Collective inhibition of light scattering from atoms into an optical cavity at a magic frequency

TL;DR

This paper reports the discovery of a magic frequency in cold rubidium atoms where light scattering into an optical cavity is suppressed due to quantum interference, revealing new control over atom-photon interactions.

Contribution

The study identifies a new magic frequency in ${}^{87}$Rb atoms where both Rayleigh and Raman scattering are suppressed by quantum interference in a strongly coupled atom-cavity system.

Findings

Scattering into the cavity is suppressed at 185 MHz below the F=2→F'=3 transition.

Both Rayleigh and Raman scattering are extinguished at the magic frequency.
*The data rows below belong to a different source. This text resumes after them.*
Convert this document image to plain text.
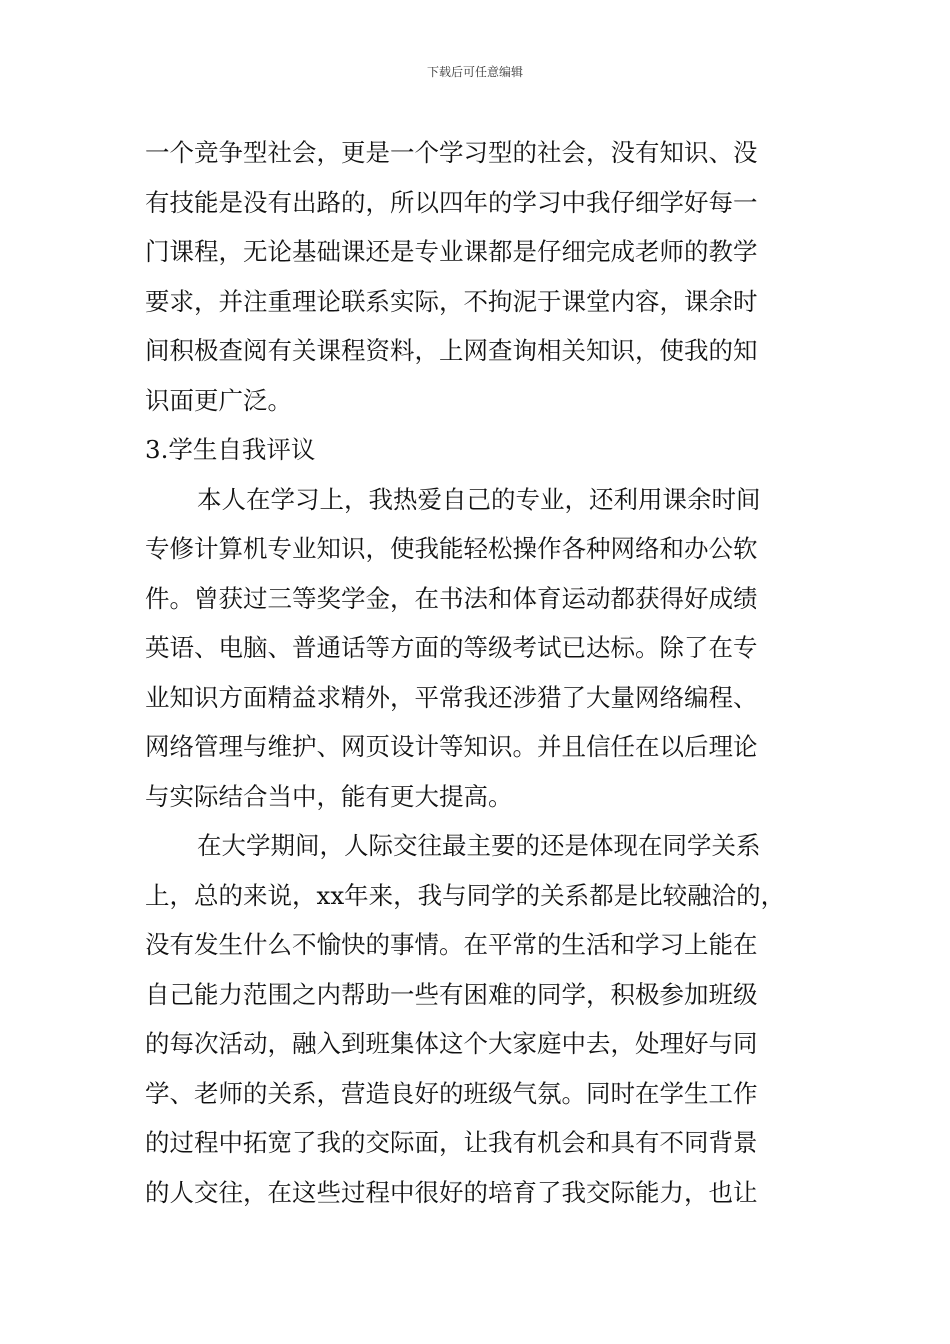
下载后可任意编辑
一个竞争型社会，更是一个学习型的社会，没有知识、没
有技能是没有出路的，所以四年的学习中我仔细学好每一
门课程，无论基础课还是专业课都是仔细完成老师的教学
要求，并注重理论联系实际，不拘泥于课堂内容，课余时
间积极查阅有关课程资料，上网查询相关知识，使我的知
识面更广泛。
3.学生自我评议
本人在学习上，我热爱自己的专业，还利用课余时间
专修计算机专业知识，使我能轻松操作各种网络和办公软
件。曾获过三等奖学金，在书法和体育运动都获得好成绩
英语、电脑、普通话等方面的等级考试已达标。除了在专
业知识方面精益求精外，平常我还涉猎了大量网络编程、
网络管理与维护、网页设计等知识。并且信任在以后理论
与实际结合当中，能有更大提高。
在大学期间，人际交往最主要的还是体现在同学关系
上，总的来说，xx年来，我与同学的关系都是比较融洽的，
没有发生什么不愉快的事情。在平常的生活和学习上能在
自己能力范围之内帮助一些有困难的同学，积极参加班级
的每次活动，融入到班集体这个大家庭中去，处理好与同
学、老师的关系，营造良好的班级气氛。同时在学生工作
的过程中拓宽了我的交际面，让我有机会和具有不同背景
的人交往，在这些过程中很好的培育了我交际能力，也让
A separate magic frequency around -506 MHz suppresses only Raman scattering.

Abstract

We report on the observation of a new magic frequency within the hyperfine structure of the D2 line of ${}^{87}$Rb atoms at which the scattering of light into a high-finesse cavity is suppressed by an interplay between quantum interference and the strong collective coupling of atoms to the cavity. Scattering from a cloud of laser-driven cold atoms into the cavity was measured in a polarization sensitive way. We have found that both the Rayleigh and Raman scattering processes into the near-resonant cavity modes are extinguished at 185 MHz below the F=2$\leftrightarrow$F'=3 transition frequency. This coincidence together with the shape of the observed spectral dip imply that the effect relies on a quantum interference in the polariton excitations of the strongly coupled combined atom-photon system. We have also demonstrated the existence of a magic frequency around -506 MHz, where only the Raman scattering is suppressed due to a quantum interference effect at the single-atom level.